Es cierto que los medios nos informan de que gran parte de los ingresos en las UCIs son de personas no vacunadas, pero nadie está haciendo un seguimiento a las personas no vacunadas e infectadas que no están pasando la enfermedad en su peor versión, de modo que las noticias nos están haciendo enojarnos con un grupo de población que tiene tanto derecho a pensar por sí mismo, como cualquier otro grupo.

Derechos y deberes
Es fundamental, para una sana convivencia, entender cuales son nuestros derechos, y cuales son nuestros deberes. Hasta ahora nuestro sistema sanitario no ha expulsado a las personas fumadoras, y eso lo honra, pese a que hace ya muchos años que sabemos que fumar provoca cáncer. Yo creo que lo hemos hecho bien. Hemos atendido a esas personas sin juzgarlas, y eso nos honra. Y se las atiende sin criticarlas, sin embargo, con el tema de las vacunas para prevenir el covid, veo a mucha gente a mi alrededor que con la mirada va poniendo estrellas amarillas en el pecho de los demás.

Eso es parte de una mentalidad fascista, que tiene miedo al otro, a la diferencia y a la libertad, a la verdadera, no a la de tomarse cañas. Una sociedad, en un momento de crisis, no se puede permitir sucumbir al miedo, porque el miedo es una respuesta de emergencia puntual, no una respuesta a largo plazo a un problema que se alarga en el tiempo.

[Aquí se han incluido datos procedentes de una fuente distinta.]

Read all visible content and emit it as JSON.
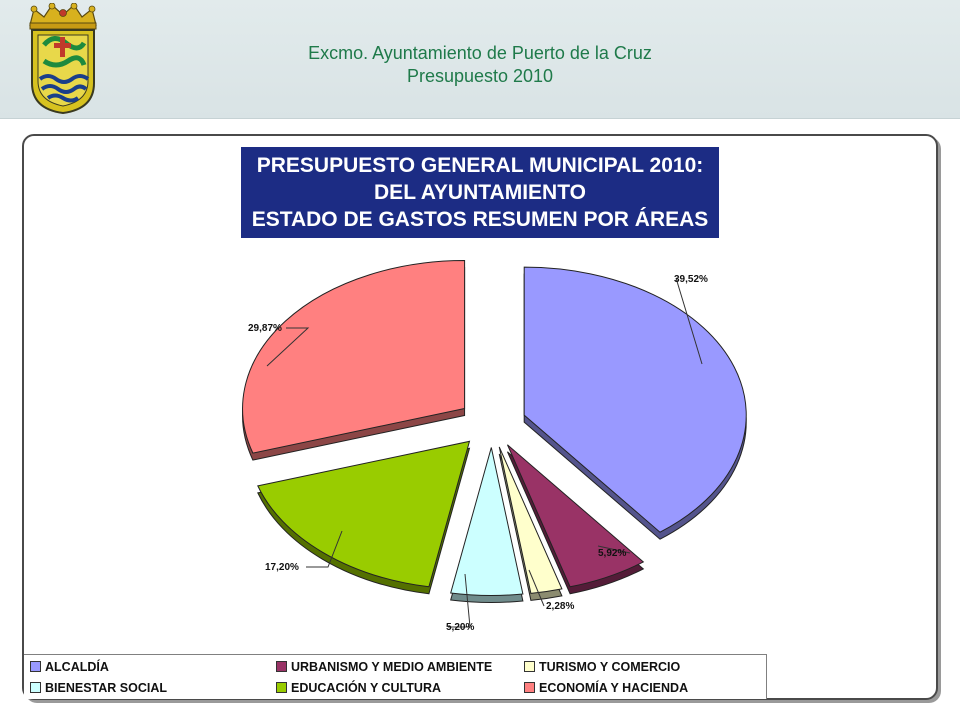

La ciencia, que también estudia el miedo, antes pensaba que era respuesta proveniente de la amígdala, ubicada en el sistema límbico que es el que regula las emociones y funciones de conservación del individuo. Ahora sabemos que involucra a otras muchas partes de nuestro cerebro y que afecta a nuestro comportamiento y a nuestra toma de decisiones, por lo que nos conviene serenar la mente, y no ir por ahí actuando como si el resto de las personas fueran depredadores a punto de devorarnos.

Ustedes pensarán, vaya mezcla ha hecho hoy, entre el patriarcado y las vacunas del covid, pero es que creo que el problema tiene la misma raíz, la falta de reconocimiento y respeto por la inteligencia y la línea de pensamiento de otras personas. Obviamente alguien dirá que yo no respeto a los cazadores o a los toreros, a eso debo responder “error”, puedo respetar su línea de pensamiento, pero su línea de acción afecta a otras vidas y eso es una frontera que tenemos que dejar de cruzar. No podemos disponer de las otras vidas, por la simple razón de que no son nuestras.